インパクト・プリンターのインク・リボンと異なり、インク・リボンの中の印刷に使用した箇所は、インクが抜けて透明になっていますので、繰り返し使用することはできません。その代わり、印刷後のインク・リボンを取っておくと、何を印刷したかの記録になります。
インク・フィルム・リボン

- ラベル・プリンターには、標準、若しくはオプションでカッターが付いていますので、印刷後に、ラベルを1枚ずつ自動的にカットすることができ、コマンドを使って制御することが可能です。

- 機種によっては、ラベルに埋め込まれた IC タグに情報を書き込む機能を持っています。

- InfoPrint 6700 では、OEM 元の Printronix 社の標準の、"IGP" という形式の印刷コマンドをサポートしている他に、同じ US のラベル・プリンター・メーカーである ZEBRA 社、日本の "SATO"、"TEC" 各社のコマンドもサポートしています。
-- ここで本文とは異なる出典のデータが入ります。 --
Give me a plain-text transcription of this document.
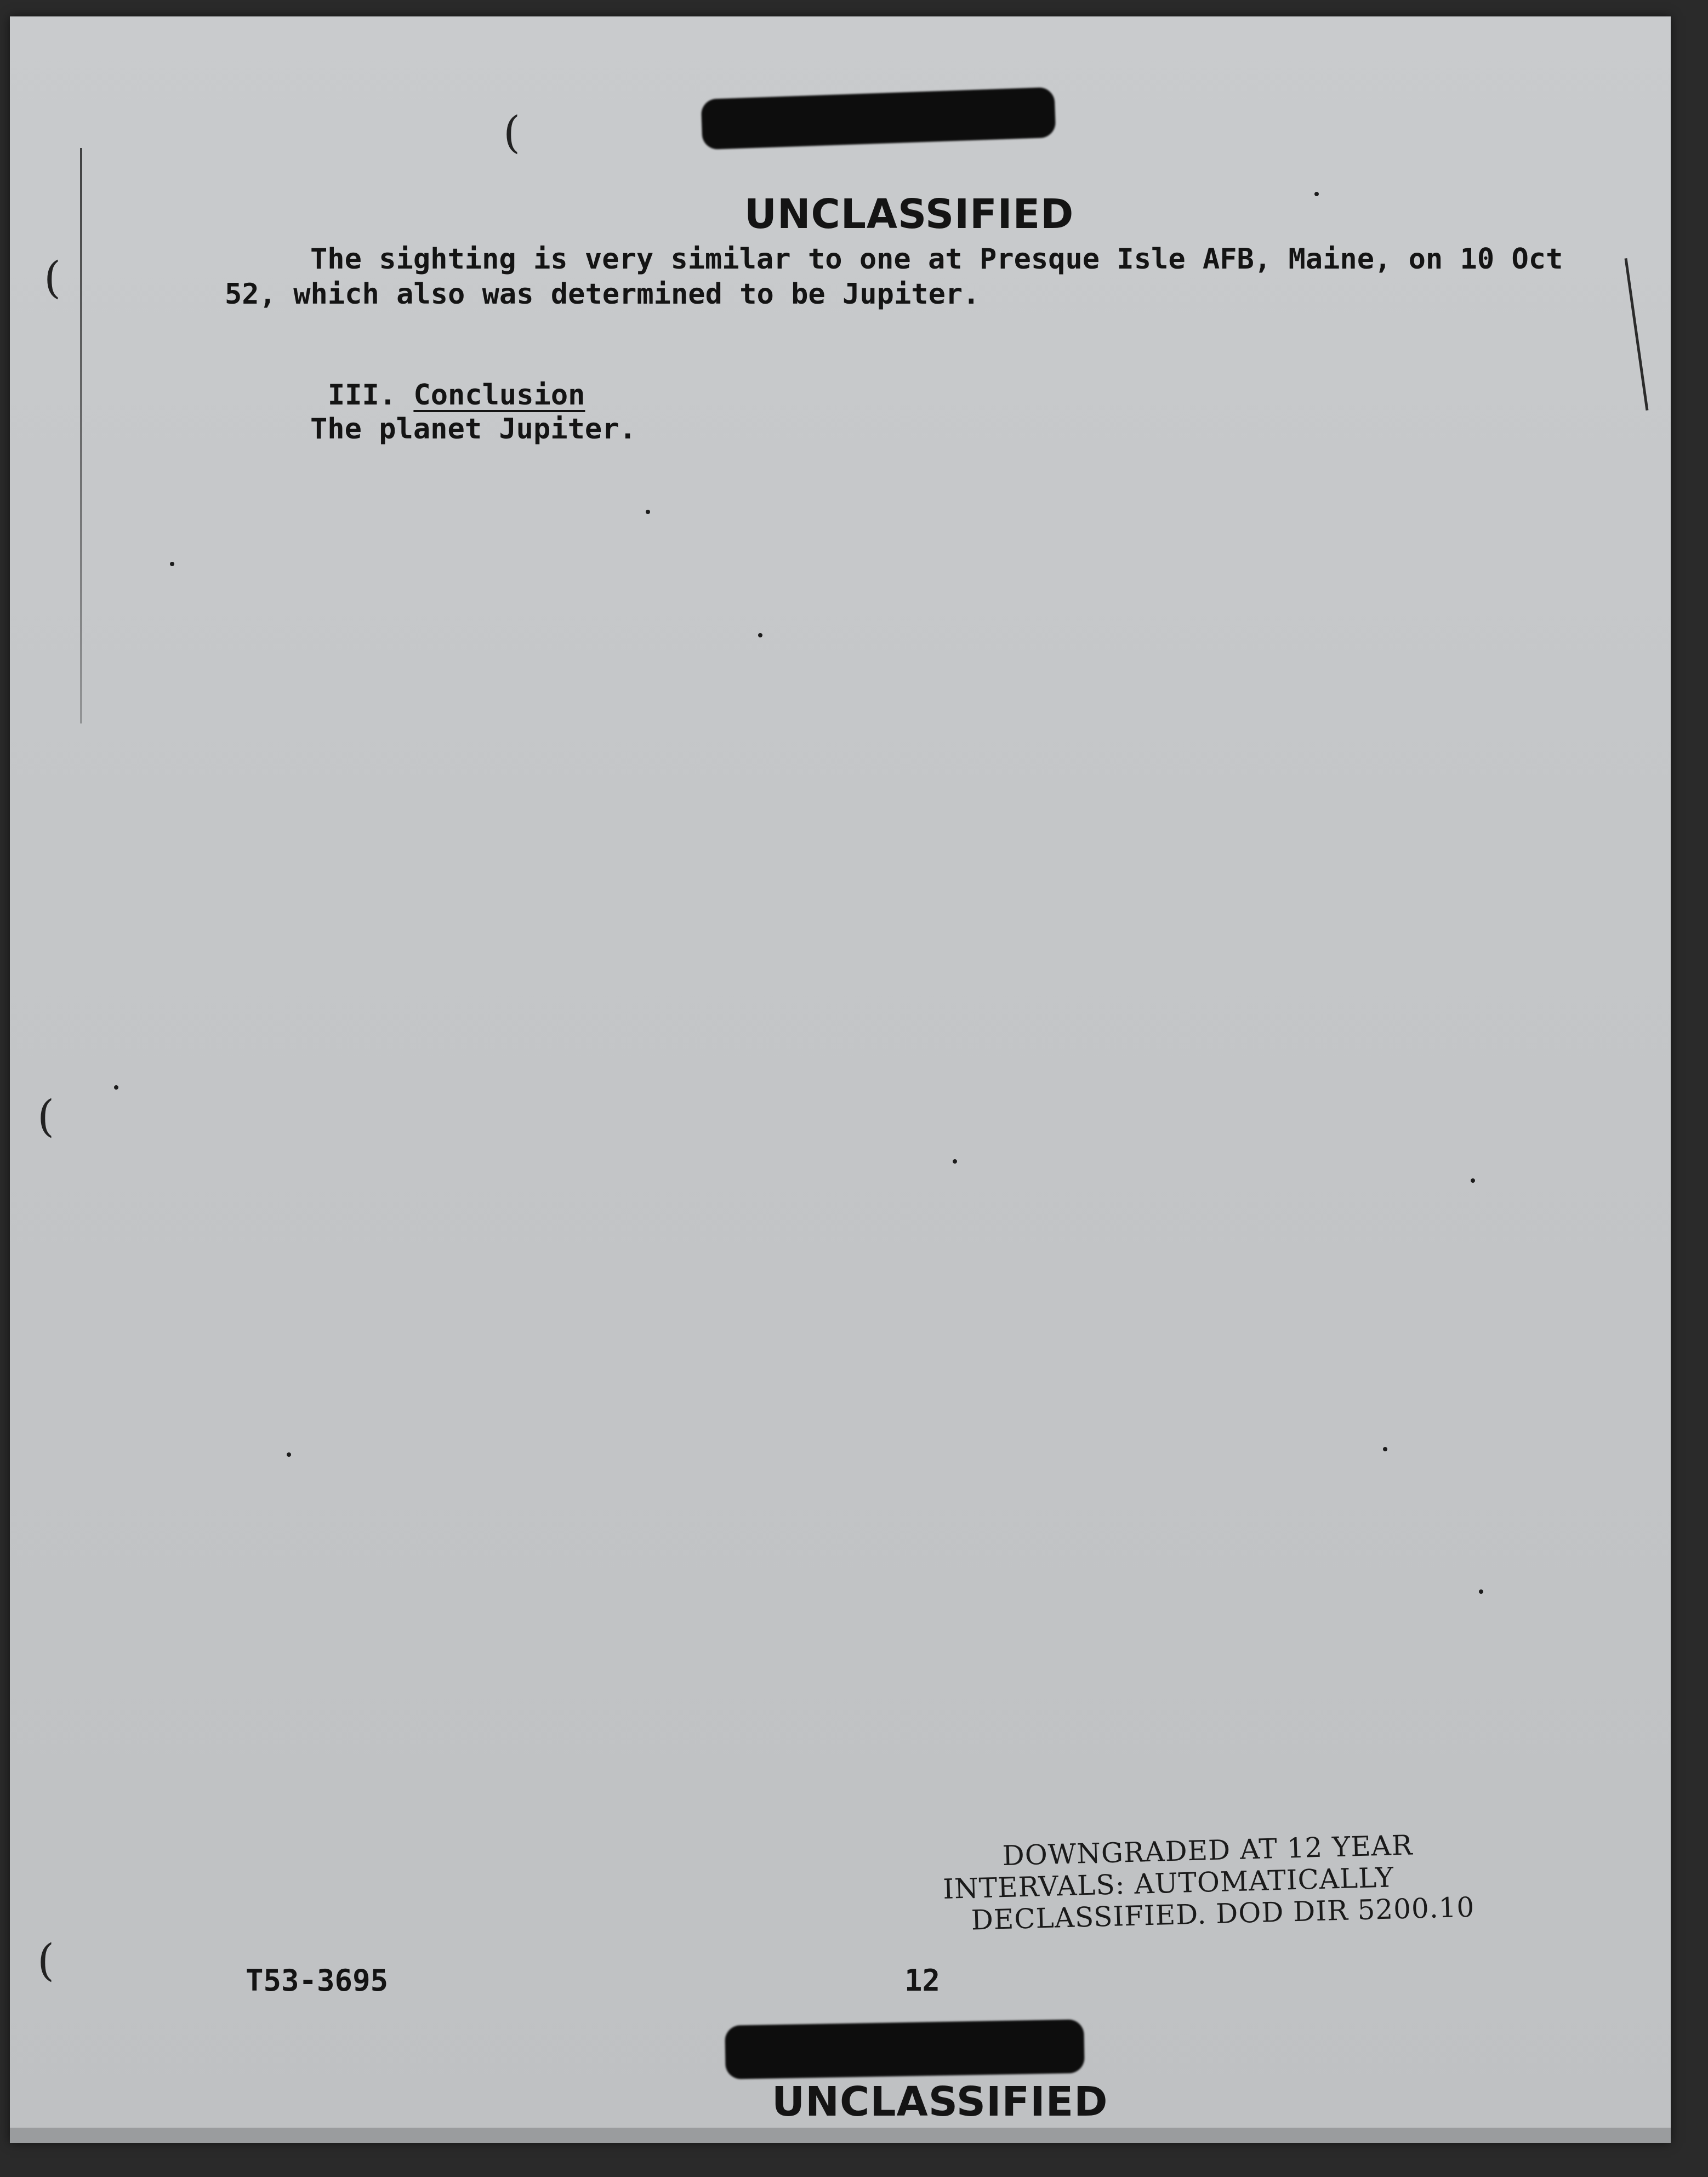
(
(
(
(
UNCLASSIFIED
The sighting is very similar to one at Presque Isle AFB, Maine, on 10 Oct
52, which also was determined to be Jupiter.

III. Conclusion

The planet Jupiter.
DOWNGRADED AT 12 YEAR
INTERVALS: AUTOMATICALLY
DECLASSIFIED. DOD DIR 5200.10
T53-3695	12
UNCLASSIFIED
特に、ZEBRA 社の印刷コマンドでは、文字をイメージとして扱うこともできますので、Mapping Suite からは、日本語のラベルの印刷に使用できます。

2005年頃には、IBM として発表した RFID に対応するラベル・プリンターを、日本でも発表するかどうかと検討を行なったことがあります。しかし、国内で使用許可された周波数の規格との不一致、ラベル・プリンターの IC タグにデータを書き込むためのソリューション、もちろん日本語対応したものを特定することができず、発表を断念したという経緯があります。
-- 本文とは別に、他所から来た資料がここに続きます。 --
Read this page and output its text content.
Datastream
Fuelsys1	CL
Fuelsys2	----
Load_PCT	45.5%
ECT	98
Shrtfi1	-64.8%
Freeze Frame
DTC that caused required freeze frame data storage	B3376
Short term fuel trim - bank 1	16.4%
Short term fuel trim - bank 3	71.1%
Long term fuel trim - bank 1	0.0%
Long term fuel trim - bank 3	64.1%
なお、余談ですが、ラベルの印刷は、他にもインパクト・プリンターや、レーザー・プリンターでも可能です。
しかし、レーザー・プリンターでは、トナーを用紙に定着させる際に、紙の厚さが均一であることや糊が表面にはみ出てこないが求められます。そのために、台紙が見えないように、ラベルの周囲の紙も残してある状態になっている必要があります。
レーザー・プリンター用ラベル紙イメージ(A4サイズ10面の例)
そのような用紙に印刷したラベルと、細長い用紙に1枚ずつ並んだラベルとでは、剥がし易さや無駄が出るかどうかが、大きく異なるのではないでしょうか ?
印刷速度や印刷品質(解像度)では、レーザー・プリンターの方が優れていると思いますが、現場ではラベル・プリンターが多く使用されていることの理由は、その辺りにあるのではないかと思います。